The Giant Skyrocket was a wooden roller coaster designed and built by Audley Ingersoll in 1924 for the now defunct Luna Park in Houston Texas. The roller coaster is significant for a variety of reasons. It is one of the largest roller coasters ever built and was Houston's first major roller coaster. It was later relocated to Houston's Playland Park with involvement by John A. Miller and H. S. Smith before ultimately being closed in the early 1960s.

History 
The roller coaster was designed and fabricated at Lake Contrary Amusement Park in 1924 in St. Joseph, MO by Ingersoll before being shipped to Houston for assembly and construction.

It is an "in and out" design with a long flat stretch after leaving the platform until the first lift hill. It had a height of 110 feet and a 90-foot drop with pictures suggesting an exceedingly steep angle. It continued through three more hills until turning approximately 90 degrees left and following a series of hills and turns before returning to the platform to form an 'L' layout. A second lift hill has been suggested in its original configuration but not confirmed.

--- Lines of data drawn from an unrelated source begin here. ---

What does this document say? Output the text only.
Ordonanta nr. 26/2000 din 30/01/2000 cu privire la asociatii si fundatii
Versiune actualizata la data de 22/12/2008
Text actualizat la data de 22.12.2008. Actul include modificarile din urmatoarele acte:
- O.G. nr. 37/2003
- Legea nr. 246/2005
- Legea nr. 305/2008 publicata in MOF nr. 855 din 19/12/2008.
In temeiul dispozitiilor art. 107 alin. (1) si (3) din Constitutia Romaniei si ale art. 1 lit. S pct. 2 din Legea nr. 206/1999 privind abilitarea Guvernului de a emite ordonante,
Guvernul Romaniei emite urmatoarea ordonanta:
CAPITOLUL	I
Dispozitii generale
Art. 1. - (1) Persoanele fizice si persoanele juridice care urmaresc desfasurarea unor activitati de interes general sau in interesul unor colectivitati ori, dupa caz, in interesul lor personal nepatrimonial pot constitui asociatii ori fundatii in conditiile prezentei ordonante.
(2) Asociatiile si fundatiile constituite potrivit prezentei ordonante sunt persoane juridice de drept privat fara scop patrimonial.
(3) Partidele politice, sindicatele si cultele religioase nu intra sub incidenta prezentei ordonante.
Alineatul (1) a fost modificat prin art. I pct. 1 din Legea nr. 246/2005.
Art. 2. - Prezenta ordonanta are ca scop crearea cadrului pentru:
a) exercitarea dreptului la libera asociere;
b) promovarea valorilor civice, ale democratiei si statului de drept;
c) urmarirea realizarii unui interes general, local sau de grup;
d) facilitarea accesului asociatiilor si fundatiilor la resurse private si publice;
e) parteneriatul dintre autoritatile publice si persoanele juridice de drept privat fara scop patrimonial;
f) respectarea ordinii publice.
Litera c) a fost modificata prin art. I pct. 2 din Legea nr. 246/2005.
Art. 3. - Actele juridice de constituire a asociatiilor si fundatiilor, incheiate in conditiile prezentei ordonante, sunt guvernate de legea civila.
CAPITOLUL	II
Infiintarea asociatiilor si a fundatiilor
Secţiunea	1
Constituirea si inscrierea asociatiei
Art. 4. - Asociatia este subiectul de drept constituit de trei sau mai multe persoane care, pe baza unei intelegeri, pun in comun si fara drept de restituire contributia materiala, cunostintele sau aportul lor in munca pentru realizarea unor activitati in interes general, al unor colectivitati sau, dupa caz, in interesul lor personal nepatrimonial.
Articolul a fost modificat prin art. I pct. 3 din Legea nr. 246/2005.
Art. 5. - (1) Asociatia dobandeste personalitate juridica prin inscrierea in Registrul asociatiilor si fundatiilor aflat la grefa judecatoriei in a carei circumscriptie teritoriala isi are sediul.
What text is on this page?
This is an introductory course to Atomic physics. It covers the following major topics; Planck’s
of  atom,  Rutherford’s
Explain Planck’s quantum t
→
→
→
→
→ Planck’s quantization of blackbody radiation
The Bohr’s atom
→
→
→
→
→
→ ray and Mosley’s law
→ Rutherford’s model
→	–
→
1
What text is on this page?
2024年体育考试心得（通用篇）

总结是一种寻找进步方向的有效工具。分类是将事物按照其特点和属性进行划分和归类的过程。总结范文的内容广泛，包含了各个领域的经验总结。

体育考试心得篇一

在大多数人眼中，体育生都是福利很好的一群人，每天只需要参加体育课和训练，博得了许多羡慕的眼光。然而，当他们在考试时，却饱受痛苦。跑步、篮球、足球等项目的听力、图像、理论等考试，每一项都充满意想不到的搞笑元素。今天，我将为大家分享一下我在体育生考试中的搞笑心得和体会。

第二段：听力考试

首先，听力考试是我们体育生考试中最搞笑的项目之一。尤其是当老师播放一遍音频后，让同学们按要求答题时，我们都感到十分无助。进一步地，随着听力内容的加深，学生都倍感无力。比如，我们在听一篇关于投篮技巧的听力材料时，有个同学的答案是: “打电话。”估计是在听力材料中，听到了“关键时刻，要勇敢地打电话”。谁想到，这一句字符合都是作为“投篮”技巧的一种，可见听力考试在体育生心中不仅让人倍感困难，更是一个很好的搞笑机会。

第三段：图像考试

The length was stated to be "a mile and a quarter" or 6,600 feet. At the time of its opening it was reportedly the largest roller coaster in the United States.

Luna Park 
1924 - ca. 1932

While Luna Park, Houston Texas originally scheduled to open in May 1924, a storm damaged the park including the roller coaster which was still under construction. After final construction delays, the Giant Skyrocket opened to the public on Friday June 28, 1924, 3 days after the park itself had opened. The cost of construction was reported to be $75,000.

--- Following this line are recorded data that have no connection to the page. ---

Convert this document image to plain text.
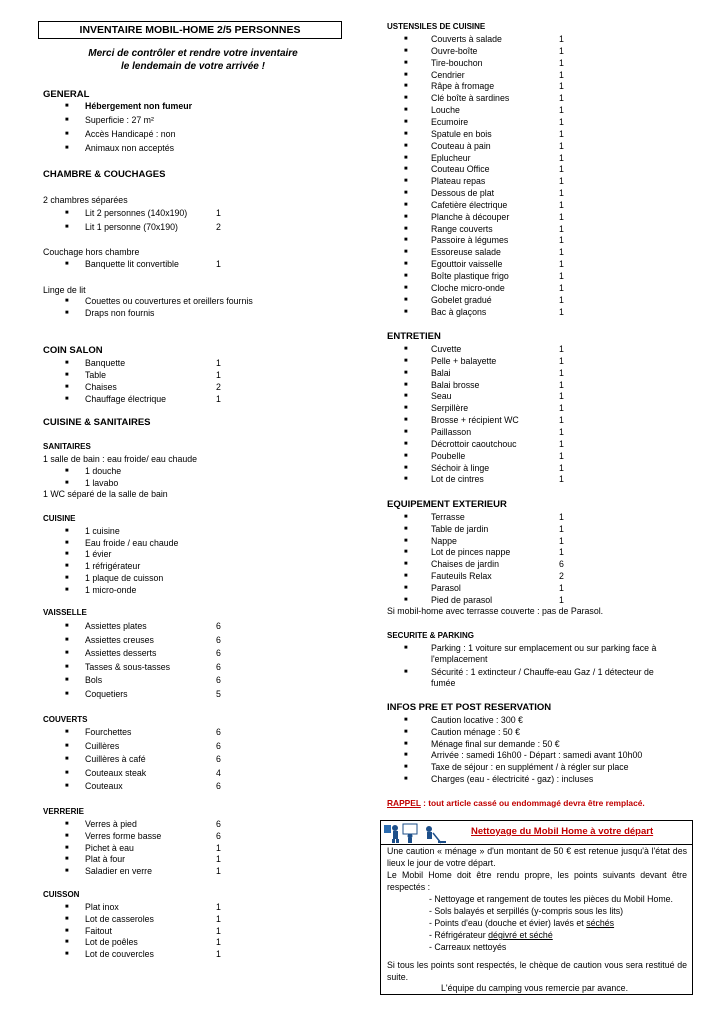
INVENTAIRE MOBIL-HOME 2/5 PERSONNES
Merci de contrôler et rendre votre inventaire
le lendemain de votre arrivée !
GENERAL
■ Hébergement non fumeur
■ Superficie : 27 m²
■ Accès Handicapé : non
■ Animaux non acceptés
CHAMBRE & COUCHAGES
2 chambres séparées
■ Lit 2 personnes (140x190)	1
■ Lit 1 personne (70x190)	2
Couchage hors chambre
■ Banquette lit convertible	1
Linge de lit
■ Couettes ou couvertures et oreillers fournis
■ Draps non fournis
COIN SALON
■ Banquette	1
■ Table	1
■ Chaises	2
■ Chauffage électrique	1
CUISINE & SANITAIRES
SANITAIRES
1 salle de bain : eau froide/ eau chaude
■ 1 douche
■ 1 lavabo
1 WC séparé de la salle de bain
CUISINE
■ 1 cuisine
■ Eau froide / eau chaude
■ 1 évier
■ 1 réfrigérateur
■ 1 plaque de cuisson
■ 1 micro-onde
VAISSELLE
■ Assiettes plates	6
■ Assiettes creuses	6
■ Assiettes desserts	6
■ Tasses & sous-tasses	6
■ Bols	6
■ Coquetiers	5
COUVERTS
■ Fourchettes	6
■ Cuillères	6
■ Cuillères à café	6
■ Couteaux steak	4
■ Couteaux	6
VERRERIE
■ Verres à pied	6
■ Verres forme basse	6
■ Pichet à eau	1
■ Plat à four	1
■ Saladier en verre	1
CUISSON
■ Plat inox	1
■ Lot de casseroles	1
■ Faitout	1
■ Lot de poêles	1
■ Lot de couvercles	1
USTENSILES DE CUISINE
■	Couverts à salade	1
■	Ouvre-boîte	1
■	Tire-bouchon	1
■	Cendrier	1
■	Râpe à fromage	1
■	Clé boîte à sardines	1
■	Louche	1
■	Ecumoire	1
■	Spatule en bois	1
■	Couteau à pain	1
■	Eplucheur	1
■	Couteau Office	1
■	Plateau repas	1
■	Dessous de plat	1
■	Cafetière électrique	1
■	Planche à découper	1
■	Range couverts	1
■	Passoire à légumes	1
■	Essoreuse salade	1
■	Egouttoir vaisselle	1
■	Boîte plastique frigo	1
■	Cloche micro-onde	1
■	Gobelet gradué	1
■	Bac à glaçons	1
ENTRETIEN
■	Cuvette	1
■	Pelle + balayette	1
■	Balai	1
■	Balai brosse	1
■	Seau	1
■	Serpillère	1
■	Brosse + récipient WC	1
■	Paillasson	1
■	Décrottoir caoutchouc	1
■	Poubelle	1
■	Séchoir à linge	1
■	Lot de cintres	1
EQUIPEMENT EXTERIEUR
■	Terrasse	1
■	Table de jardin	1
■	Nappe	1
■	Lot de pinces nappe	1
■	Chaises de jardin	6
■	Fauteuils Relax	2
■	Parasol	1
■	Pied de parasol	1
Si mobil-home avec terrasse couverte : pas de Parasol.
SECURITE & PARKING
■	Parking : 1 voiture sur emplacement ou sur parking face à
l'emplacement
■	Sécurité : 1 extincteur / Chauffe-eau Gaz / 1 détecteur de
fumée
INFOS PRE ET POST RESERVATION
■	Caution locative : 300 €
■	Caution ménage : 50 €
■	Ménage final sur demande : 50 €
■	Arrivée : samedi 16h00 - Départ : samedi avant 10h00
■	Taxe de séjour : en supplément / à régler sur place
■	Charges (eau - électricité - gaz) : incluses
RAPPEL : tout article cassé ou endommagé devra être remplacé.
Nettoyage du Mobil Home à votre départ
Une caution « ménage » d'un montant de 50 € est retenue jusqu'à l'état des lieux le jour de votre départ.
Le Mobil Home doit être rendu propre, les points suivants devant être respectés :
- Nettoyage et rangement de toutes les pièces du Mobil Home.
- Sols balayés et serpillés (y-compris sous les lits)
- Points d'eau (douche et évier) lavés et séchés
- Réfrigérateur dégivré et séché
- Carreaux nettoyés
Si tous les points sont respectés, le chèque de caution vous sera restitué de suite.
L'équipe du camping vous remercie par avance.
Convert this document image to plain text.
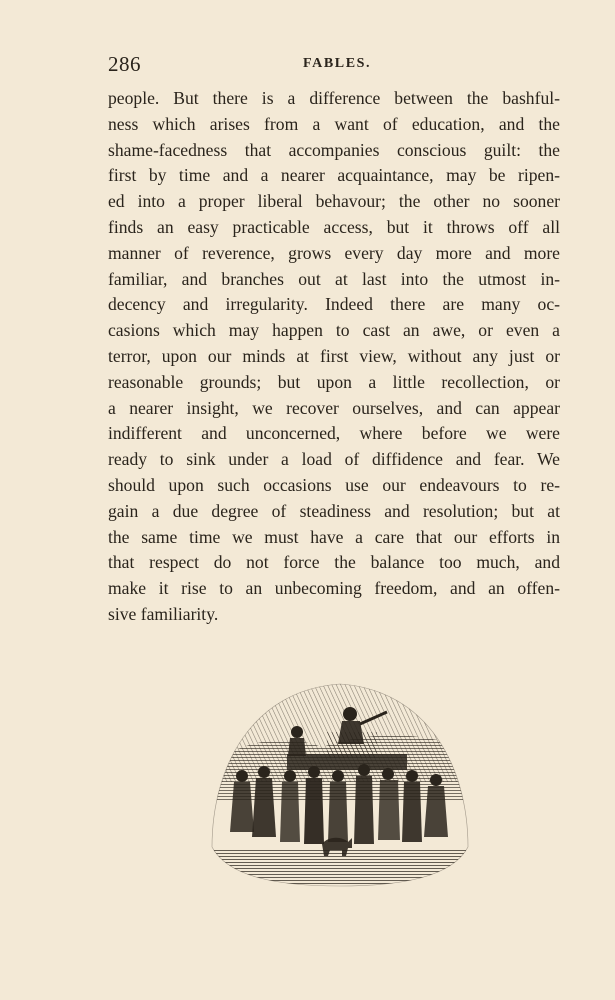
286	FABLES.
people. But there is a difference between the bashful-
ness which arises from a want of education, and the
shame-facedness that accompanies conscious guilt: the
first by time and a nearer acquaintance, may be ripen-
ed into a proper liberal behavour; the other no sooner
finds an easy practicable access, but it throws off all
manner of reverence, grows every day more and more
familiar, and branches out at last into the utmost in-
decency and irregularity. Indeed there are many oc-
casions which may happen to cast an awe, or even a
terror, upon our minds at first view, without any just or
reasonable grounds; but upon a little recollection, or
a nearer insight, we recover ourselves, and can appear
indifferent and unconcerned, where before we were
ready to sink under a load of diffidence and fear. We
should upon such occasions use our endeavours to re-
gain a due degree of steadiness and resolution; but at
the same time we must have a care that our efforts in
that respect do not force the balance too much, and
make it rise to an unbecoming freedom, and an offen-
sive familiarity.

While the park changed owners and was renamed Venice Park, the roller coaster is believed to have operated until the park was finally closed some time in the early 1930s.

Playland Park 
1941 - ca. 1963

Playland Park, Houston, Texas opened in the early 1940s. Sometime in 1941, Playland Park undertook the project to relocate the nearby roller coaster to its final location. It is known that John A. Miller, a noted roller coaster designer, died in Houston in 1941 while working on a project. Playland credited H. S. Smith for its construction. Period photographs show the Playland Park coaster to not have retained the full coaster as it was apparently modified and shortened though specific dimensions are not available.

The roller coaster opened September 5, 1941. It was advertised as the "largest roller coaster in the South". Playland appears to have only referred to it as the "Giant Roller Coaster". However local residents generally continued to refer to it as "The Skyrocket".

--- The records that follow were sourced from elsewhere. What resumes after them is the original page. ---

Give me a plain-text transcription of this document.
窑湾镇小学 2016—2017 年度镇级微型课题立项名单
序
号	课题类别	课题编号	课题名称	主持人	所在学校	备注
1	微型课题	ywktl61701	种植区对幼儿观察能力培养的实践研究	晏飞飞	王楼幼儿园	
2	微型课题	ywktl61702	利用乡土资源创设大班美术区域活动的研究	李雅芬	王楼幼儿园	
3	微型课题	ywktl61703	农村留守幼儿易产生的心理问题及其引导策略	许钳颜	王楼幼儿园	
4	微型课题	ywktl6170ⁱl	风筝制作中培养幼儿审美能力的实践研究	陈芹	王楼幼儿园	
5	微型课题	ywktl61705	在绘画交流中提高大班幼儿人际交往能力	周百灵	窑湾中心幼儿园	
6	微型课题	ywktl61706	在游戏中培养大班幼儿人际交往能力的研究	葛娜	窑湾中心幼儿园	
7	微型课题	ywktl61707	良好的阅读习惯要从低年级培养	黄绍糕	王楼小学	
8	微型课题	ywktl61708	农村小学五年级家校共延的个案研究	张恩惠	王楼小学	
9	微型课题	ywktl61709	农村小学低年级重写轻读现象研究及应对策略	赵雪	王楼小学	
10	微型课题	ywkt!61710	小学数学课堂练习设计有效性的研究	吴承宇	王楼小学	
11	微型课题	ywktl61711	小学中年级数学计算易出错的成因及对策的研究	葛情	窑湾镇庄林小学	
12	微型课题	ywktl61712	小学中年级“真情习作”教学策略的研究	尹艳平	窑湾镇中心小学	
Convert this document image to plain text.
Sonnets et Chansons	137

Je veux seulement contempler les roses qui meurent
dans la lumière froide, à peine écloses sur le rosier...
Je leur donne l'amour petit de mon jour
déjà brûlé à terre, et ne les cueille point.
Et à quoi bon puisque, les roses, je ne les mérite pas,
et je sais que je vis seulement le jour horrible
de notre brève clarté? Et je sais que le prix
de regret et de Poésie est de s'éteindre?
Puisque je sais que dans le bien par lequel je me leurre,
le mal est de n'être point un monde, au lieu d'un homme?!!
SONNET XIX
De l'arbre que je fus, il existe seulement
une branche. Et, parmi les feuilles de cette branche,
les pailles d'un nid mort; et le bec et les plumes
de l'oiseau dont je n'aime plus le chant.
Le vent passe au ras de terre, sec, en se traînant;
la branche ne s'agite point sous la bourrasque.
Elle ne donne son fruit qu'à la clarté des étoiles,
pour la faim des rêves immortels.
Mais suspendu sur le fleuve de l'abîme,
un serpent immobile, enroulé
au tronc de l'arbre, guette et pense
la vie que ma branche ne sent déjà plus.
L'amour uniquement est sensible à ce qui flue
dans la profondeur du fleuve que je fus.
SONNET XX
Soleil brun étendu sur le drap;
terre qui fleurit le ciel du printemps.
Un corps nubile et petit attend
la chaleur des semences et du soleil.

While the park remained open, the roller coaster ceased operations sometime between 1962 and 1964. By 1964 it was partially removed to make room for a new commercial building. By 1973 only an empty lot remained.

Accidents 
In October 1924 two passengers were killed from a fall. In 1962 a passenger fell and was seriously injured.

Legacy 

By 1964 the roller coaster had been partially removed at the turn hill. This portion of land had been sold by Playland Park and a new commercial building was constructed at what would become 2525 Murworth Drive. By 1973 only an empty lot remained.

Built during the original Golden Era of wooden coaster design, the Giant Skyrocket is one of the few that survived well beyond the Great Depression albeit in a shortened form at a new location. Today the Giant Skyrocket along with both parks is generally forgotten or sometimes confused with another roller coaster (The Rocket, located at a different the Playland Park in San Antonio, Texas in the 1940s).

It was ultimately succeeded in the Houston area by the Texas Cyclone at AstroWorld in 1976. Coincidentally, prior to constructing the Texas Cyclone, AstroWorld considered relocating an existing wooden roller coaster to Houston in the early 1970s.